I haven't had a chance to test it yet.
Created attachment 817548 [details] Patch fixing the problem Unfortunately Martin's patch doesn't help, because the original code was seriously messed up and not a simple array bounds check from being correct. This patch seems to fix the problem for me.
Can you please also post your patch to libvir-list? Patch review goes faster when all patches go through the same interface where a simple 'git am' imports the patch, rather than making developers have to manually download from bugzilla.

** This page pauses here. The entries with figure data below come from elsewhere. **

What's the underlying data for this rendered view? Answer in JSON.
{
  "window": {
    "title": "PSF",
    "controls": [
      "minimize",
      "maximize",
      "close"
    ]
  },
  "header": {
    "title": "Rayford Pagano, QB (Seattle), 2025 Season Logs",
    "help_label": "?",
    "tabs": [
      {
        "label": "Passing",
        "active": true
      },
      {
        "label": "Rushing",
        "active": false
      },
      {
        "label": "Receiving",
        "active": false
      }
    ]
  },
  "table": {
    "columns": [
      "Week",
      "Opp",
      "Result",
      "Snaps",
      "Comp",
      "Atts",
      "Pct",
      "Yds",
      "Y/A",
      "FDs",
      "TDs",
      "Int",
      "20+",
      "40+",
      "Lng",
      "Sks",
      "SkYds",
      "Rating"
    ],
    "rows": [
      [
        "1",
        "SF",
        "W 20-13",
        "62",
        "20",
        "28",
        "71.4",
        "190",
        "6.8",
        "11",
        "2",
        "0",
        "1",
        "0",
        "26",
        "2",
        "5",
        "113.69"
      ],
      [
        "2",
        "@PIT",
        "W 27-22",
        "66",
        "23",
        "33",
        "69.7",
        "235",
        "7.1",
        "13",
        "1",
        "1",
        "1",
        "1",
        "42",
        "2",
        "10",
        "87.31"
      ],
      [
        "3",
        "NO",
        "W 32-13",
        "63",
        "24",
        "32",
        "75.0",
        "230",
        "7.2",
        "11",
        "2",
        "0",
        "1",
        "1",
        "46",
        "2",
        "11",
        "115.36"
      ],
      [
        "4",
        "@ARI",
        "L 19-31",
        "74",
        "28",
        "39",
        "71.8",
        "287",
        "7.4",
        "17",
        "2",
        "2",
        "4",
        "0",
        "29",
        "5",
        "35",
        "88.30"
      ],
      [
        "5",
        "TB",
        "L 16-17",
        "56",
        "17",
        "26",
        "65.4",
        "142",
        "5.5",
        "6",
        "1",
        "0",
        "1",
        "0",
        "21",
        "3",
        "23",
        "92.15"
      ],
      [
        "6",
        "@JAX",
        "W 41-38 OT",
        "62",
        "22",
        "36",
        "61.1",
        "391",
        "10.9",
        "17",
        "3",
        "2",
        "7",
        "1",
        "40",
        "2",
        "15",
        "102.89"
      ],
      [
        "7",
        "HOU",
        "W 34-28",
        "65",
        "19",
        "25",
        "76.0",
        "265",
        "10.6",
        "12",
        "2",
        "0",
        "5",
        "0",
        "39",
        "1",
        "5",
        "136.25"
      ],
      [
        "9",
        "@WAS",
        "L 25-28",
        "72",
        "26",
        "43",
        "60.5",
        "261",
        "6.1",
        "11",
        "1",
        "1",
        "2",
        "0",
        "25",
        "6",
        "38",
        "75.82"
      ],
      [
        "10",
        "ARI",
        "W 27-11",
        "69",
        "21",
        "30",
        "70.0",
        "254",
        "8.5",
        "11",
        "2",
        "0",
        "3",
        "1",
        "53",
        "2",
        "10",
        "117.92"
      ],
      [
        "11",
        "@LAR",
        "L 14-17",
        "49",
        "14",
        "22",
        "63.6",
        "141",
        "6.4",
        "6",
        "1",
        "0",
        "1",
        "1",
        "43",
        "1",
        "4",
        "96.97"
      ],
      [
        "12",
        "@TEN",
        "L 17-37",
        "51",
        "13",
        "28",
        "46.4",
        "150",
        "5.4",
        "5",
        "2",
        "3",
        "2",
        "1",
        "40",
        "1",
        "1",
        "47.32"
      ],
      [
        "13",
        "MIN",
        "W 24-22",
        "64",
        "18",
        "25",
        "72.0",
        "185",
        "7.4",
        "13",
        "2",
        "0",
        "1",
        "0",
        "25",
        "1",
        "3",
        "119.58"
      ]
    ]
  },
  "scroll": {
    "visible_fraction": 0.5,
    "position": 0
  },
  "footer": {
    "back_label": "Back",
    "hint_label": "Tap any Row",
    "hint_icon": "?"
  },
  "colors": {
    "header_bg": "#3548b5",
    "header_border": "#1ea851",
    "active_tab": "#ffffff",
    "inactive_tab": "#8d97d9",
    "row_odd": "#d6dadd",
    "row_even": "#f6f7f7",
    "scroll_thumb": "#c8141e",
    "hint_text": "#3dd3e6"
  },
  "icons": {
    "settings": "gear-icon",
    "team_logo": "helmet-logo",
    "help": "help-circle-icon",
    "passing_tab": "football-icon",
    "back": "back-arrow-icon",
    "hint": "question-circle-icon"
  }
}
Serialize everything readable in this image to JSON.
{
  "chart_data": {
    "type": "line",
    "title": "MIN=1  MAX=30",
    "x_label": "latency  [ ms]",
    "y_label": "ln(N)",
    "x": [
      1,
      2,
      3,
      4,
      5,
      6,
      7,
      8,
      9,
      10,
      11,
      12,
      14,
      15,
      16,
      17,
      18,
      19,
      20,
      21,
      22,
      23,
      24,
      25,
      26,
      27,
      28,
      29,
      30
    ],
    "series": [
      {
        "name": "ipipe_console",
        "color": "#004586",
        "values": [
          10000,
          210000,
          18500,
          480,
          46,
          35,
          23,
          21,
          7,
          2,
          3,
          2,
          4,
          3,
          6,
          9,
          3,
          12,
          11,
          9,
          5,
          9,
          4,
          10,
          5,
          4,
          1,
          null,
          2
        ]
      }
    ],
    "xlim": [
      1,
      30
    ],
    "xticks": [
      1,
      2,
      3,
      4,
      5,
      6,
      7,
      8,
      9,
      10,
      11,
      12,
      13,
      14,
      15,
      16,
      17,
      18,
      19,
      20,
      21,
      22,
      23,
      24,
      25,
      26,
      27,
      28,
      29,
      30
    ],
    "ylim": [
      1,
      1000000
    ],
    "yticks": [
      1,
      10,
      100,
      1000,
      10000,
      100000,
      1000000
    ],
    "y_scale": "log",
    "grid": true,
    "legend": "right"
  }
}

Patch is upstream now: commit ba1bf10063a0205c1de12b209b0282833710214f Author: Jeremy Fitzhardinge <jeremy> Date: Wed Oct 30 10:38:08 2013 -0700 libxl: fix dubious cpumask handling in libxlDomainSetVcpuAffinities
libvirt-1.0.5.7-2.fc19 has been submitted as an update for Fedora 19. https://admin.fedoraproject.org/updates/libvirt-1.0.5.7-2.fc19
Package libvirt-1.0.5.7-2.fc19: * should fix your issue, * was pushed to the Fedora 19 testing repository, * should be available at your local mirror within two days. Update it with: # su -c 'yum update --enablerepo=updates-testing libvirt-1.0.5.7-2.fc19' as soon as you are able to. Please go to the following url: https://admin.fedoraproject.org/updates/FEDORA-2013-21644/libvirt-1.0.5.7-2.fc19 then log in and leave karma (feedback).
Looks good.
libvirt-1.0.5.7-2.fc19 has been pushed to the Fedora 19 stable repository. If problems still persist, please make note of it in this bug report.